Cooper was only a year older than Jacob. Since Corrine and Jacob were eager to take the reins, Abigail let them. Now they had four drivers to rotate between, which left her free most days to walk or ride the gray dun.

Charlie had claimed the brown horse.

“I’m calling him Molasses,” Abigail heard him tell Jacob as he brushed the horse one evening. “But don’t tell Mr. Hoke.”

“Why?” asked Jacob.

“’Cause Mr. Hoke doesn’t name his horses.”

 

Tim Peters, in Company A, is the only one who has been over this route before. He has three grown sons—Timmy (married to Nelda), Orin, and Bart.

Company B is made entirely of Schroeders. Mrs. Inez is the matriarch.

Rudy and Faramond (which all his family pronounces “Fairman”) are the oldest brothers. They remind me of the sons of Zebedee . . . the sons of thunder.

Faramond’s oldest two, Ingrid and Jocelyn, are in charge of all their thunder-sired cousins, and Melinda Austelle says that only they, being Schroeders themselves, are really up to the task. Rudy’s youngest daughter, Prissy, is especially unruly. She does not fit her name any better than Faramond fits his.

Duncan Schroeder is married to Katrina. They have twin girls who ride on the hips of their older cousins. Katrina says they’ll never learn to walk because they’ll never have to.

Bridgette Schroeder is not married.

Hoke looked up from repairing a harness and saw Prissy Schroeder stroll by the spot where Corrine was working on supper.

For three days Abigail Baldwyn had had something heavy on her mind, and not knowing what it was weighed heavy on Hoke’s. It was her habit, he’d noticed, to write letters of an evening. For the last three, she really took her time about it.
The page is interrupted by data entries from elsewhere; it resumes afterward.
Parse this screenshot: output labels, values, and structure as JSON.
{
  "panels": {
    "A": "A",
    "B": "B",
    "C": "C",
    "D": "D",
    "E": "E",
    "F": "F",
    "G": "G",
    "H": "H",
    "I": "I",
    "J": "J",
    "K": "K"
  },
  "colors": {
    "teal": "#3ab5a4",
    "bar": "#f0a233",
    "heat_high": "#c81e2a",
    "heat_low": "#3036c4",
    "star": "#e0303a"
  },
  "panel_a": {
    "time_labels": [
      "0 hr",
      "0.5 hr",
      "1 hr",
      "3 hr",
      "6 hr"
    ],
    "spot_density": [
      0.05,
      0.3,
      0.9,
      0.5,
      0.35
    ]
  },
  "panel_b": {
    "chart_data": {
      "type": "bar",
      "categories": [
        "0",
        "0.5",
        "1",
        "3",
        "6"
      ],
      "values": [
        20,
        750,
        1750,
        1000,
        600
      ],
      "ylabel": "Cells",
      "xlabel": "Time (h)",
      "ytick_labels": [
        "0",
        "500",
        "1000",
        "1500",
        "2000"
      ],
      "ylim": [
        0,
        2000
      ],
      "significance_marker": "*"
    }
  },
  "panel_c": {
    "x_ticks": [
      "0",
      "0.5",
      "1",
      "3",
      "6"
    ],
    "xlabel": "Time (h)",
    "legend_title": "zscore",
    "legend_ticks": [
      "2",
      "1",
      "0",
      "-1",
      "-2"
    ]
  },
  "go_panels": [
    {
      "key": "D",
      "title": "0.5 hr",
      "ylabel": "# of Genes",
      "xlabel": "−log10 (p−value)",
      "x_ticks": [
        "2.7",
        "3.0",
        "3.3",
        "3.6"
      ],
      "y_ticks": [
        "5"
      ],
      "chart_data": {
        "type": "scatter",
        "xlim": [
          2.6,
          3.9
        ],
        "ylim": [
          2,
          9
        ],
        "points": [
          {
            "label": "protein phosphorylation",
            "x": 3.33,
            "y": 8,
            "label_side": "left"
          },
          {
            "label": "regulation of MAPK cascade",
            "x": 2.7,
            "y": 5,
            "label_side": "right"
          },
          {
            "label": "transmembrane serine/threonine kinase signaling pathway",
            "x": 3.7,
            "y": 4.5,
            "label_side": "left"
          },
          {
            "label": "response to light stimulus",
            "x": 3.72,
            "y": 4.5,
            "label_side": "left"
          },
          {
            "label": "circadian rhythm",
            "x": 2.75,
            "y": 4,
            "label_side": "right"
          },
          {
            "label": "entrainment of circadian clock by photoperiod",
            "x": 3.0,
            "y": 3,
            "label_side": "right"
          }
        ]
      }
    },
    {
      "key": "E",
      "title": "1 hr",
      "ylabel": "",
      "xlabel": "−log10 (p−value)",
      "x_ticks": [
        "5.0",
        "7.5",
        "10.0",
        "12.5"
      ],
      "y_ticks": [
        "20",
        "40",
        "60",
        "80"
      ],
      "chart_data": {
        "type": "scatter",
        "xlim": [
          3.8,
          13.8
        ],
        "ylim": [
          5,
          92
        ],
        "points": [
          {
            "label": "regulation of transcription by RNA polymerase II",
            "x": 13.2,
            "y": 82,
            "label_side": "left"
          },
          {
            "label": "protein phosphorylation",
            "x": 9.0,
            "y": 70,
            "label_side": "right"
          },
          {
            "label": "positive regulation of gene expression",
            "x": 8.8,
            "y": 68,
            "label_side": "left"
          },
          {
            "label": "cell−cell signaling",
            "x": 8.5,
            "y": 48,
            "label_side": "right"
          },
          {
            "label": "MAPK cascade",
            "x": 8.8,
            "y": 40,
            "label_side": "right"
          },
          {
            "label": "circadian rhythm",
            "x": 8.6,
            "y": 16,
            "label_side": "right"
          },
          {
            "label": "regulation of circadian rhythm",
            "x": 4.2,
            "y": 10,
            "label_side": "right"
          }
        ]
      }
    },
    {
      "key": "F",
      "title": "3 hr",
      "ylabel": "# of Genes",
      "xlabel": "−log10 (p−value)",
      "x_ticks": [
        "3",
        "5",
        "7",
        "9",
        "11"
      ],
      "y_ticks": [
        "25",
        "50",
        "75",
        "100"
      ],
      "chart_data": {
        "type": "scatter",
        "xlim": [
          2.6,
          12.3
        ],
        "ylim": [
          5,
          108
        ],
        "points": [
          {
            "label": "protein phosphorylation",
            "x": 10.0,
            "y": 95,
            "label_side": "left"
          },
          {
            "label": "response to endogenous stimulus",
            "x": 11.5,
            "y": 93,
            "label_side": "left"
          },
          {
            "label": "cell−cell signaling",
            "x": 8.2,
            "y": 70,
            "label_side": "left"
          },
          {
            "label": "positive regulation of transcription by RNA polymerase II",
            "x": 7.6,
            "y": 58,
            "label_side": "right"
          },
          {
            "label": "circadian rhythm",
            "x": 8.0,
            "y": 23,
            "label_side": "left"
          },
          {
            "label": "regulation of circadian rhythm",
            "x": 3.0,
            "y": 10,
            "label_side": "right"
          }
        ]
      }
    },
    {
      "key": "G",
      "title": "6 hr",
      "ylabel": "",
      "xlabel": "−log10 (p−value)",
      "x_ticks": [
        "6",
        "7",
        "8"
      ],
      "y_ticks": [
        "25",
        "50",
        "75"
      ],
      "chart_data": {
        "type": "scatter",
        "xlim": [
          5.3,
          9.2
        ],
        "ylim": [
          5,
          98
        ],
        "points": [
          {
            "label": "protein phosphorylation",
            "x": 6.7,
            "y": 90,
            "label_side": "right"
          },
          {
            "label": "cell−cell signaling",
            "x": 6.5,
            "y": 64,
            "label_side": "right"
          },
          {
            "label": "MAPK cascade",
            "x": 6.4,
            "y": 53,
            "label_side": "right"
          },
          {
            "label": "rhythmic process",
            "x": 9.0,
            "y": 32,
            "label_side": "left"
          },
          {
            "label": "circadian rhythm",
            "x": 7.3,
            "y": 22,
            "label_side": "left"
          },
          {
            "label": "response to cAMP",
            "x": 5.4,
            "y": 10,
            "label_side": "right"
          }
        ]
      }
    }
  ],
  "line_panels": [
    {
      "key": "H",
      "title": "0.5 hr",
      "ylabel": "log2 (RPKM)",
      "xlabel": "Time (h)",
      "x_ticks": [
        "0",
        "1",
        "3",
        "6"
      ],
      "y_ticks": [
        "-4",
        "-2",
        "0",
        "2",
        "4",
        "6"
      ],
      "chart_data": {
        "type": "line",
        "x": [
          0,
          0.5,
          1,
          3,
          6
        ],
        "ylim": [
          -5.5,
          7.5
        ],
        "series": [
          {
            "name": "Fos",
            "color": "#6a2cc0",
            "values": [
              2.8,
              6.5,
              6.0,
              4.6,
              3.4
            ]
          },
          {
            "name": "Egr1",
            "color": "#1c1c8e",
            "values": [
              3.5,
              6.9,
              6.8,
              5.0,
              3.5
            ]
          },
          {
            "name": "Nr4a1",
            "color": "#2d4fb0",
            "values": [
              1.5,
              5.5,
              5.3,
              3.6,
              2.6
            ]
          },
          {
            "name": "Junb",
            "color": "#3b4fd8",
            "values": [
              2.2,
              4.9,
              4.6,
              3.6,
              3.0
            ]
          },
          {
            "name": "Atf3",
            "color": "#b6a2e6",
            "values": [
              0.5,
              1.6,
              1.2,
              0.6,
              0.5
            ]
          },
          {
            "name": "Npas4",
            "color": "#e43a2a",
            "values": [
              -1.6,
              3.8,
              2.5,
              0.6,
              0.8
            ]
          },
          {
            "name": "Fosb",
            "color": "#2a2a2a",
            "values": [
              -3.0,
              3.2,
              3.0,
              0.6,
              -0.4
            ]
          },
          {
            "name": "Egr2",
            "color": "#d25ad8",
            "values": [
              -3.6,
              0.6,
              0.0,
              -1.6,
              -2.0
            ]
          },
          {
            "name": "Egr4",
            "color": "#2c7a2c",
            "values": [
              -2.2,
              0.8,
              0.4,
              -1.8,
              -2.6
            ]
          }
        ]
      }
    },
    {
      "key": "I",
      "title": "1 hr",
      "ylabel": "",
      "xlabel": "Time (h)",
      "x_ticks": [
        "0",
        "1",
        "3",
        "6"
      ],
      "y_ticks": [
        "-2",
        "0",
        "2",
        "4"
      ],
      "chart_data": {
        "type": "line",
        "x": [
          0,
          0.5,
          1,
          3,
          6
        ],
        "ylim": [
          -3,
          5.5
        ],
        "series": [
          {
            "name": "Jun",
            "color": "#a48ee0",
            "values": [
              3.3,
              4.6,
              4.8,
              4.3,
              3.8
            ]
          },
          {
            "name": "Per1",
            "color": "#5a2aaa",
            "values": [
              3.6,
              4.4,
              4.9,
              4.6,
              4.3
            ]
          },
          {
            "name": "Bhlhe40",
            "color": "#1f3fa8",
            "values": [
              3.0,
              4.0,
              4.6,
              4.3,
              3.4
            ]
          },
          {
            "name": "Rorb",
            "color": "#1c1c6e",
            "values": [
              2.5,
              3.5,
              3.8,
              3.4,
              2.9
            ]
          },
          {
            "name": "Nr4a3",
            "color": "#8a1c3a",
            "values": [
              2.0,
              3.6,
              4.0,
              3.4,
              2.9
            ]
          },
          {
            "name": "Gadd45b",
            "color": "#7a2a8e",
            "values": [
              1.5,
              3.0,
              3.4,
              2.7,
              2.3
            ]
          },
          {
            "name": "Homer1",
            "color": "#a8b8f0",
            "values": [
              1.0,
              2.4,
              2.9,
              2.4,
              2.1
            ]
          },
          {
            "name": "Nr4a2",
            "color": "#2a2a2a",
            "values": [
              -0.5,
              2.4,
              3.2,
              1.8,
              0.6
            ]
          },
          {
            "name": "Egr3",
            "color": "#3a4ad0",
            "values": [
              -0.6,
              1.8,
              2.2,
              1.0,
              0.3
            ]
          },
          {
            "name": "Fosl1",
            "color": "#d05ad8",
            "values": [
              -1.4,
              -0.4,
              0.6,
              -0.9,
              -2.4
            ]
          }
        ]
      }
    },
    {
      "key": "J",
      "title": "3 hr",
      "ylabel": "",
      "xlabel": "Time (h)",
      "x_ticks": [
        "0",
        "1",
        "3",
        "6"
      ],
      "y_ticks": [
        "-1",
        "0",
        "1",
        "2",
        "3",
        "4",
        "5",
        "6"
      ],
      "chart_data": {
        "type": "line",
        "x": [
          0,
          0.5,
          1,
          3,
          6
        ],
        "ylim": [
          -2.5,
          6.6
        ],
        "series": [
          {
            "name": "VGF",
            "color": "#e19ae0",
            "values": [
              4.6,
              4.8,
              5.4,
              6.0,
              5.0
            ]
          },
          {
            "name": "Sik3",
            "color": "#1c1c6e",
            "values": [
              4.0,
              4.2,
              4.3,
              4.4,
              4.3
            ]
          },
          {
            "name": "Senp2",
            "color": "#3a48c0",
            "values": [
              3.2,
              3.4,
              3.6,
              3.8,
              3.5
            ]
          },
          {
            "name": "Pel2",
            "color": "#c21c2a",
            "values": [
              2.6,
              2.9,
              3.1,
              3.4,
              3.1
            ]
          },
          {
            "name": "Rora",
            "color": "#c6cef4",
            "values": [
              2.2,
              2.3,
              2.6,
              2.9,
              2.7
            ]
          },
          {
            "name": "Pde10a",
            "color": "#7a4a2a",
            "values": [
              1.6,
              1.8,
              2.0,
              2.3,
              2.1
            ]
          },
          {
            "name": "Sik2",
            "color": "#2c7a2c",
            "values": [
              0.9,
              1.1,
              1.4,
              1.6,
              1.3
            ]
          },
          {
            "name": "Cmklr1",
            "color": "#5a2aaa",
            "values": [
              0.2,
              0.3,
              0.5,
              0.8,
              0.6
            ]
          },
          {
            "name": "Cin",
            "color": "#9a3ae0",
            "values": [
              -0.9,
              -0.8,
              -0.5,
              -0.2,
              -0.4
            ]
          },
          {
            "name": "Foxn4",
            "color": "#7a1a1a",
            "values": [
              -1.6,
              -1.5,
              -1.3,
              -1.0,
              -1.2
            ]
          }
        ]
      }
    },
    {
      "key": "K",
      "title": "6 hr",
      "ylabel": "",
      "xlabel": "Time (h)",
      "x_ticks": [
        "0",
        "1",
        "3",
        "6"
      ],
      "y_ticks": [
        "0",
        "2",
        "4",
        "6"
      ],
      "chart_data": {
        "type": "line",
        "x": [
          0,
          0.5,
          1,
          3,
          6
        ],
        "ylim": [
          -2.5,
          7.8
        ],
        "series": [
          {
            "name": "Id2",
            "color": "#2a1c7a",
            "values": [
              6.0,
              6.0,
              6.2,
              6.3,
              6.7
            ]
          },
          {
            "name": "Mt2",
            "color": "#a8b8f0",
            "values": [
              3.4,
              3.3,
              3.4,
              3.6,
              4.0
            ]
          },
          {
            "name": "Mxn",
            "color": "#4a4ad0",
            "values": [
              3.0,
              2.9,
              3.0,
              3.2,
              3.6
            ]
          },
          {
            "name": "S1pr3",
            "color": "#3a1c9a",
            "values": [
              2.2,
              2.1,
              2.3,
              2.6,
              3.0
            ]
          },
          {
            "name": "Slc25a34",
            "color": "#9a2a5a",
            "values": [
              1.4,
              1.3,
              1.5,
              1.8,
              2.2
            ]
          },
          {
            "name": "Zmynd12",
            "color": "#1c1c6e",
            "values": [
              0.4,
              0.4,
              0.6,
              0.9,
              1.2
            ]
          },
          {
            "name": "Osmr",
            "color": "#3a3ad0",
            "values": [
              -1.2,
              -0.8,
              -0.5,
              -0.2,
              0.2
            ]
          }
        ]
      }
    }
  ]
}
It must have done her good because earlier that day her smile had come back.

“What are you cookin’?” Prissy asked Corrine.

Prissy Schroeder had to be close to Corrine’s age, but she acted more like she was six. She was never required to help with evening chores, so she nosed around other people’s wagons.

Corrine, by contrast, acted older than her years. She and Charlie were both more mature than others their age in the group.

“I’m cooking food,” said Corrine.

“What kind of food, exactly?”

“Potatoes, corn, and apples, if you must know.”

“Don’t you got no meat? We’re havin’ pork. My paw’s got three ham hocks salted.”